Yes, there are several regulations imposed on animal testing, particularly for vertebrates (mice). Most of them revolve around the necessity of using animals and the absolute reduction of any suffering on the animal’s part. There are actually special committees that must be formed to ensure there is no animal cruelty for each in-vivo experiment, they’re called IACUC’s if you want to look more into that. The possibility of a negative effect is unfortunately there, which is awful, but it is nearly impossible to pass a drug without animal testing. In mice, Salmonella typhimurium causes Typhoid fever.

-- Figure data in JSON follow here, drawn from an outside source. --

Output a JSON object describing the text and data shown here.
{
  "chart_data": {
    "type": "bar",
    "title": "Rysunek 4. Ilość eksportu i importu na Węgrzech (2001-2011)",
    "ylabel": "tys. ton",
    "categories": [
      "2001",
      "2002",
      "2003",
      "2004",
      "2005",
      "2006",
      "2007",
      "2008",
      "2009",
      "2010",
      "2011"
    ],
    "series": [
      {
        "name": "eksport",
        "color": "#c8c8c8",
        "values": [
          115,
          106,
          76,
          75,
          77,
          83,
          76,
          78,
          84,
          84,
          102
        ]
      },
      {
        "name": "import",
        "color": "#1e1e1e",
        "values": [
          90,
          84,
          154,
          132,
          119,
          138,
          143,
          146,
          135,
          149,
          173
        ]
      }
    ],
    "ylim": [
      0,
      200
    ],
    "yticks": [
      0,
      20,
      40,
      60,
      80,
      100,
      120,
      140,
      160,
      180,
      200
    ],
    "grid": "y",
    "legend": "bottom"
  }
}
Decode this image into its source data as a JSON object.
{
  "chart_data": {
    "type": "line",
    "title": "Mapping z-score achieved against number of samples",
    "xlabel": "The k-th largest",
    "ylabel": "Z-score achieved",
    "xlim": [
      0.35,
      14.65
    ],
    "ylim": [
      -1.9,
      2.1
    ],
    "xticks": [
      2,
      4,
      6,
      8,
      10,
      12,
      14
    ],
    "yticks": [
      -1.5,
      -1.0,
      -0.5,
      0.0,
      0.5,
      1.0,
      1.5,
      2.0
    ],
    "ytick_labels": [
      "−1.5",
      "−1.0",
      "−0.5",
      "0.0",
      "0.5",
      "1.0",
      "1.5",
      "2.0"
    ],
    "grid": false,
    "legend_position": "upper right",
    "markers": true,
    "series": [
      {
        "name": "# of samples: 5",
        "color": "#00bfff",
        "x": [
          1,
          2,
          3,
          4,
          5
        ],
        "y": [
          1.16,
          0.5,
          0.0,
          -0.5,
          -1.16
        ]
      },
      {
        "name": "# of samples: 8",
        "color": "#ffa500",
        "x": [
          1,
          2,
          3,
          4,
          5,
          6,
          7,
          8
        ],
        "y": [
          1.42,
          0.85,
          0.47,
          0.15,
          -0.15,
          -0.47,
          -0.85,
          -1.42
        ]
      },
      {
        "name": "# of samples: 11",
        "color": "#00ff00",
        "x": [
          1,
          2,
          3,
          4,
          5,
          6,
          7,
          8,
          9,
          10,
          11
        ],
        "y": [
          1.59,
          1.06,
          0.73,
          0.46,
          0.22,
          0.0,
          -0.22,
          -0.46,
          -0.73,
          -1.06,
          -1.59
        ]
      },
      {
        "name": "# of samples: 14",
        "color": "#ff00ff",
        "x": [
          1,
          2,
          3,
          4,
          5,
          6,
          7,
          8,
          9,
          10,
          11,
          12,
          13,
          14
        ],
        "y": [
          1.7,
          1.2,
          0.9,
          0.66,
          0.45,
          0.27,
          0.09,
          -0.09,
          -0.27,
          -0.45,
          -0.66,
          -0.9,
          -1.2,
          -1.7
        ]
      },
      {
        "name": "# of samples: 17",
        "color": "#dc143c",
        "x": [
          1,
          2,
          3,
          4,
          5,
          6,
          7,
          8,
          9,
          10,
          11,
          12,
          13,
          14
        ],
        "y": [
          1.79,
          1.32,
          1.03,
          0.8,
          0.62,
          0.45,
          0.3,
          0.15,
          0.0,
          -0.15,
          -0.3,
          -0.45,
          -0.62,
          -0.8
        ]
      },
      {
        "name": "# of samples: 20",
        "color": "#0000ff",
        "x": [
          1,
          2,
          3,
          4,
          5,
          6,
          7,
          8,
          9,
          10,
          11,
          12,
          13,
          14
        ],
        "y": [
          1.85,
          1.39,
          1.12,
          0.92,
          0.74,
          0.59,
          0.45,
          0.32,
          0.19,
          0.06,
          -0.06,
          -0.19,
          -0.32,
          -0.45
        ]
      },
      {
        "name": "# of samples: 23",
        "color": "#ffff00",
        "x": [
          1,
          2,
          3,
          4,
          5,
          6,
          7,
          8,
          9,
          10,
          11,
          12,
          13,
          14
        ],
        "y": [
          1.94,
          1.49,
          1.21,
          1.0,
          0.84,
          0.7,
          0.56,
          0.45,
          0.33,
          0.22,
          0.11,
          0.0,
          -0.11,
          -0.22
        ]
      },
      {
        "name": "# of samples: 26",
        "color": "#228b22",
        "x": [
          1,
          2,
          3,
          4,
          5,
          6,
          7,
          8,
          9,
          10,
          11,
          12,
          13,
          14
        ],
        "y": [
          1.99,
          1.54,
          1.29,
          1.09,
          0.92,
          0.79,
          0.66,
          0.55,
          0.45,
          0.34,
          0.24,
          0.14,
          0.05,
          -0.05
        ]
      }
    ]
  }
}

Yes! There are a LOT of regulations involving treating lab animals humanely. Particularly, a committee called an IACUC is formed for each experiment involving vertebrates (mice), in case you’re wondering what to look for. Unfortunately, there is the possibility of negative effects on animals. It’s very sad, but Salmonella Typhimirium causes Typhoid Fever in mice, which can cause them to become fairly sick. It’s very sad that they have to experience that for the sake of our research. It raises a lot of very interesting ethical questions.
Great job! Why in particular did you assume that the lowest effective dose would be ~5 micromolars?
It was really just a guess. Any drug that requires over 10 uM to be effective is simply just not possible because that high of a concentration in the blood is pretty much fatal. So knowing it has to be under 10 uM for that reason (to be effective), we took a guess at a middle ground. Thank you!